Pegou a chave do bolso da calça e abriu a porta com um cuidado exagerado, como se não pudesse fazer barulho. Estava tudo escuro na casa, tateou pela parede tentando encontrar um interruptor e ascender a luz.

Ficou alguns minutos observando o lugar, caixas empilhadas, móveis desmontados, outros cobertos… Ficou pensando por onde iria começar, até ouvir um barulho. Sophie começou a pensar em todas as possibilidades, poderia ser um gato, rato, ou qualquer outra coisa. Decidiu seguir o barulho que parecia vir do porão, caminhando devagar e com o maior cuidado possível.
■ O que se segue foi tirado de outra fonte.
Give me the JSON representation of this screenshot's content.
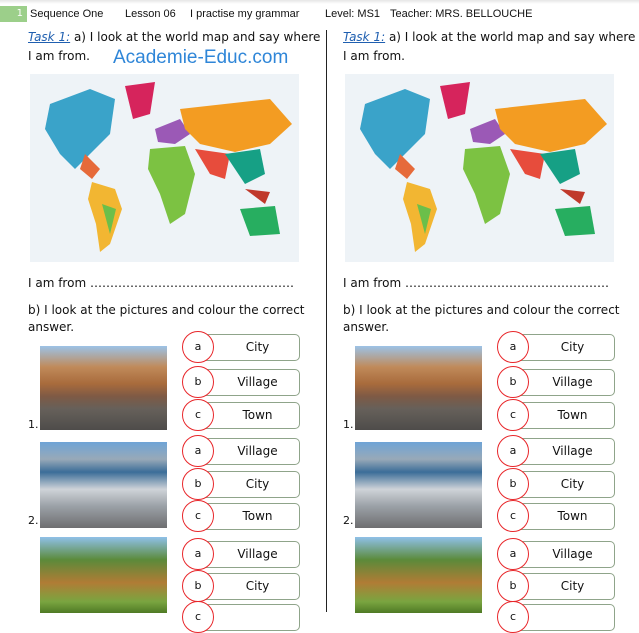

Ao chegar à porta do porão, precisou encostar o ouvido nela para acreditar no que estava acontecendo e seu coração disparou.

— Aqui? Você acha? – Sophie começou a se afastar, tentando pensar no que fazer.

Mas a porta abriu de repente, a assustando e pela primeira vem em sua vida, ela gritou, aquele grito que tanto criticava em filmes de terror. Tentou se acalmar, até porque um grito não a ajudaria, a não ser que o invasor tivesse ouvidos sensíveis.

— O que você está fazendo aqui? – Soltou a primeira pergunta que veio a sua mente.

— Quase fiquei surdo, merda! – O invasor reclamou, numa tentativa de ganhar tempo.

— Dane-se! O que você está fazendo aqui, Lucas? – Cruza os braços sobre o peito e mesmo assustada, se manteve firme.

Lucas abriu a boca para responder, mas tentou sair da casa correndo, não tinha como inventar uma boa desculpa para estar ali. Sophie acompanhou o olhar dele, então pensou e agiu o mais rápido que conseguiu, correu até a porta, trancou e guardou a chave no sutiã, impressionada por ter chegado primeiro que ele.

— Terei prazer em pegar a chave de você. – Ele sorriu, ofegante, mais por ser pego de calça curta do que pela corrida.

— Não estou brincando. Você não sai daqui até me dizer o que estava fazendo. – Retrucou, atenta a qualquer movimento dele.

— Também não estou brincando, Sophie. – Ele começou a se aproximar e ela resistiu a vontade de recuar.

— Não se atreva! – Advertiu, levando sua mão ao bolso para pegar o celular, mas desistiu, ou protegia a chave, ou pedia ajuda. Ia ter que se virar e sem arma de choque ou spray de pimenta.

— Então entrega a chave. – Pediu ao dar mais dois passos, quase em cima dela.

— Não… – Pretendia xingar mais um pouco, mas sua resposta foi interrompida pelo movimento rápido dele.

Lucas envolveu o pescoço de Sophie com um braço, ficando nas costas dela e com o outro tentou colocar a mão dentro da blusa da garota numa velocidade assustadora. Ela colocou uma de suas pernas entre as dele. Um movimento sutil e geralmente eficiente, e começou a arranhar o braço que envolvia seu pescoço. Precisou se debater para que ele não pegasse a chave.

— Vai precisar fazer mais do que me arranhar… Para de se mexer! Não quero machucar você. – Nunca imaginou se encontrar numa situação dessas e precisava admitir que ela era corajosa.

— Já está machucando! – Retrucou, sufocando e tossindo.

Ele afrouxa o aperto. Logo se arrependeu disso.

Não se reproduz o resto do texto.